Simply Sustainable by Lily Cameron

This is for those interested in implementing low-to-zero plastic use, along with other zero-waste practices and systems. Not only will you learn how-to’s of keeping your home and habits sustainable, but you’ll also learn the why’s, which will keep you motivated to keep up the intentional lifestyle. Lily Cameron walks you through actionable approaches room by room, and even event by event (like dinner parties and packing for trips,) which makes the low-waste transition much more approachable and digestible.

 

Mother Grains by Roxana Jullapat

Roxana Jullapat, celebrated baker and co-owner of Friends & Family in Los Angeles, explores eight ancient grains that are the cornerstone of baking and cooking: wheat, sorghum, buckwheat, barley, corn, oats, rice, and rye. Not only will you get a compelling history lesson that takes you all over the world, but you’ll learn how to source the highest quality grains to make your bakes healthier and more satisfying.

 

Vegan at Home: Recipes Modern, Plate-Based Lifestyle by Solla Eiriksdottir

This plant-based cookbook ranges from the most basic recipes you can make, like nut milks, to more complex dishes for the cook who likes a challenge, like Spicy Strawberry Pavlova.
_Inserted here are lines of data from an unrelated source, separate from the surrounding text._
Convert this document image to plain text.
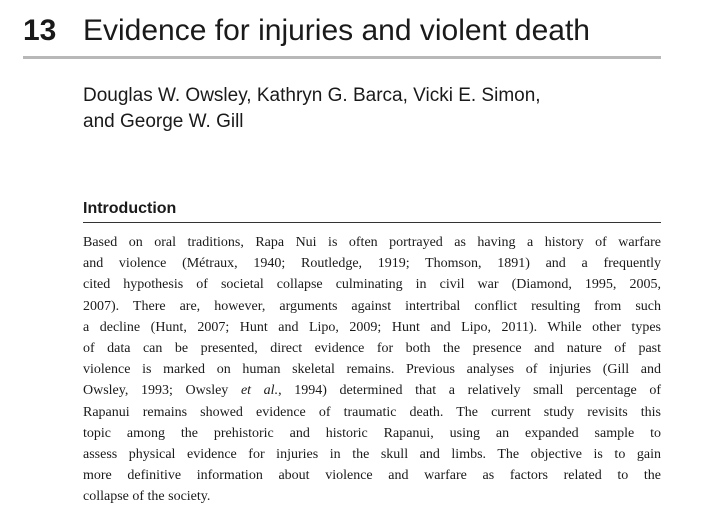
13 Evidence for injuries and violent death
Douglas W. Owsley, Kathryn G. Barca, Vicki E. Simon,
and George W. Gill
Introduction
Based on oral traditions, Rapa Nui is often portrayed as having a history of warfare
and violence (Métraux, 1940; Routledge, 1919; Thomson, 1891) and a frequently
cited hypothesis of societal collapse culminating in civil war (Diamond, 1995, 2005,
2007). There are, however, arguments against intertribal conflict resulting from such
a decline (Hunt, 2007; Hunt and Lipo, 2009; Hunt and Lipo, 2011). While other types
of data can be presented, direct evidence for both the presence and nature of past
violence is marked on human skeletal remains. Previous analyses of injuries (Gill and
Owsley, 1993; Owsley et al., 1994) determined that a relatively small percentage of
Rapanui remains showed evidence of traumatic death. The current study revisits this
topic among the prehistoric and historic Rapanui, using an expanded sample to
assess physical evidence for injuries in the skull and limbs. The objective is to gain
more definitive information about violence and warfare as factors related to the
collapse of the society.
It’s beautifully presented and will look just as good propped up on a bookshelf as it will resting at the center of a coffee table; its 145 delicious vegan recipes, meant for meals of all occasions, don’t hurt either.

 

What Your Food Ate by David R. Montgomery & Anne Biklé

Montgomery and Biklé blend science and prose to deliver a powerful and informative exploration on modern agriculture, and how crop and soil health directly affect the health of all of us. The book also provides a deep-dive into regenerative farming (a subject we can’t learn enough about here at Mast) and other sustainable practices that can help mitigate climate change and preserve our crops, for the collective good.